The pediatric trial was the first study that has tested Genasense in children. In the small scale study of 28 participants with various cancers, escalating doses of Genasense and standard chemotherapy were administered to children who had received extensive prior therapy. The authors concluded that the addition of Genasense to this chemotherapy program was well-tolerated in children at doses that were comparable to adults.
A phase II trial of Genasense plus docetaxel in patients with hormone-refractory prostate cancer achieved a major reduction in prostate specific antigen (PSA), which is a surrogate marker of prostate cancer activity. Median survival for all patients irrespective of response was 20 months.
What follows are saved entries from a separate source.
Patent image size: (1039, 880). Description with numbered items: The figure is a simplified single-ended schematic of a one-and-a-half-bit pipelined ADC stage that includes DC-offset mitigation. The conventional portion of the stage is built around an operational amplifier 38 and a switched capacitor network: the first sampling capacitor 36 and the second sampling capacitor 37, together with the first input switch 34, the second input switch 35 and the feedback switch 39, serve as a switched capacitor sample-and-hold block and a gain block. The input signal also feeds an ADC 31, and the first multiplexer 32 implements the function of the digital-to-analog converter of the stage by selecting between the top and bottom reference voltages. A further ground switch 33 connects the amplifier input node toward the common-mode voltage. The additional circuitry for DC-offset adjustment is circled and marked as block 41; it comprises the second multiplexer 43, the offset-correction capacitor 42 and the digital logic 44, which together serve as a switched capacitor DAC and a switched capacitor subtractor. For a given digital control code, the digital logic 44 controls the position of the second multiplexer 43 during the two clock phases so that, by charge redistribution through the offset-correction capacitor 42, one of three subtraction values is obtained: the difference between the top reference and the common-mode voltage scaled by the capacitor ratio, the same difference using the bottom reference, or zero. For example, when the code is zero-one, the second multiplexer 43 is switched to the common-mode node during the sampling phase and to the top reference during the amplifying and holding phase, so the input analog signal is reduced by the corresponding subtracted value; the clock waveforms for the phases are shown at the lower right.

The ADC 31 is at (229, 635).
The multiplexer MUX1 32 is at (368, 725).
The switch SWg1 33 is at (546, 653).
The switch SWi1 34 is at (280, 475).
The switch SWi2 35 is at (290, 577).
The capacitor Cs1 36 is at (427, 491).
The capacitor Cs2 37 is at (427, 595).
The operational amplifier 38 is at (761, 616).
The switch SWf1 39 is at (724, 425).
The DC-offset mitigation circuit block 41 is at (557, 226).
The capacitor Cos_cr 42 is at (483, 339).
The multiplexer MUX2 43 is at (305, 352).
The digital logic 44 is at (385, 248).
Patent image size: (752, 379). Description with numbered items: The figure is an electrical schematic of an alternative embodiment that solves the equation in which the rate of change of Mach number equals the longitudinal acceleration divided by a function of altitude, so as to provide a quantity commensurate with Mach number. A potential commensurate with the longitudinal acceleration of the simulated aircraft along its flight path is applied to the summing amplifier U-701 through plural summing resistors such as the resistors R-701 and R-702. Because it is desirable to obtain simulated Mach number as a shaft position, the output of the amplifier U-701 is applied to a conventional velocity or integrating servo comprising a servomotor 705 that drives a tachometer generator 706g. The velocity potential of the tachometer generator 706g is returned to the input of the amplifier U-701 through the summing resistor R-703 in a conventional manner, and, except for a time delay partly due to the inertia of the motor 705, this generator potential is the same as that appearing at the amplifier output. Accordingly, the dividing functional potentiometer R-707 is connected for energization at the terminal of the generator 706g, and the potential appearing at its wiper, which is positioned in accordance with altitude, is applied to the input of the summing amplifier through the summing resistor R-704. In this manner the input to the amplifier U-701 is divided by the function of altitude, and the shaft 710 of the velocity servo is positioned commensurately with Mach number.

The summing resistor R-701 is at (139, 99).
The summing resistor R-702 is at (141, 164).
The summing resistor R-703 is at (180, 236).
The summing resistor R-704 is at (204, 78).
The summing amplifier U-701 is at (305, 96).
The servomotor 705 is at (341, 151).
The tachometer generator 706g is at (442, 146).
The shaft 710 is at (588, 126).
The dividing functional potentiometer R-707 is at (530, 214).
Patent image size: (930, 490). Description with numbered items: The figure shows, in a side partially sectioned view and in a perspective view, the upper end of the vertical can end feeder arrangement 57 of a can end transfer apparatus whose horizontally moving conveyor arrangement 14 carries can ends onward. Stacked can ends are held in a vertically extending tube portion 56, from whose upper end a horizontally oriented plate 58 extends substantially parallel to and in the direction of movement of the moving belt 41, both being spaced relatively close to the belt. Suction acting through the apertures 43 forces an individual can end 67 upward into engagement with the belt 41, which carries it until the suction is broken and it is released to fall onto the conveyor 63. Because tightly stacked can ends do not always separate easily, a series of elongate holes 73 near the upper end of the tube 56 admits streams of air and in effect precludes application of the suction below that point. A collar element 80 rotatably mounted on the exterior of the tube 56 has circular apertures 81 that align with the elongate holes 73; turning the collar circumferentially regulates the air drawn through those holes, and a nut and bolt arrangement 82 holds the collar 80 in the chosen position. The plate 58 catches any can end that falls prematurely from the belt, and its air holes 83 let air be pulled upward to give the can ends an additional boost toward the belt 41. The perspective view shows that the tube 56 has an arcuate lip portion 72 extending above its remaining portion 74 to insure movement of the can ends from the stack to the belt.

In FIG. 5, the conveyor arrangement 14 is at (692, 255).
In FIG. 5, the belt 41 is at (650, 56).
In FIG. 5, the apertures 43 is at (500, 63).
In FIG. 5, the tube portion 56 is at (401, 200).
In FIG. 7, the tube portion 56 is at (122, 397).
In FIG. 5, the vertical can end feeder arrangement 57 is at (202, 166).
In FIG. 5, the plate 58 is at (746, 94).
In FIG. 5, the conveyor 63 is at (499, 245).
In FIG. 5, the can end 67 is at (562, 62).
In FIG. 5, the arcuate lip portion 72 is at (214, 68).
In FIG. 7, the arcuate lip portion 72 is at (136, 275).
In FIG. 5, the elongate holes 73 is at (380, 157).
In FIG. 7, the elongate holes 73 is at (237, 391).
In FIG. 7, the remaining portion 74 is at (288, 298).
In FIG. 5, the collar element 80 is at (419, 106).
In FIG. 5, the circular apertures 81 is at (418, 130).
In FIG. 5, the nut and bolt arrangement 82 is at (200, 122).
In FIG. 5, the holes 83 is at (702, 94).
Three phase I studies into gastrointestinal (GI) cancers have provided mixed results. A dose-response study evaluating optimum dosing of Genasense using a standard drug regimen encountered problems of prolonged neutropenia that resulted in dose delays on day 14 that were dose-limiting using full doses of Genasense. Only a handful of participants achieved a response to the treatment. The further two studies into GI cancers are either still ongoing or have not been fully reported. However, preliminary findings indicate good tolerability to the treatment.
A further study into small cell lung cancer is still underway as the primary end-point of the study was to evaluate landmark survival at 1 year. At this time, although survival data are still immature, no benefit in survival is yet apparent. Enrolment completed in October 2004 with the final results on landmark survival due to be provided with 12-months of follow-up.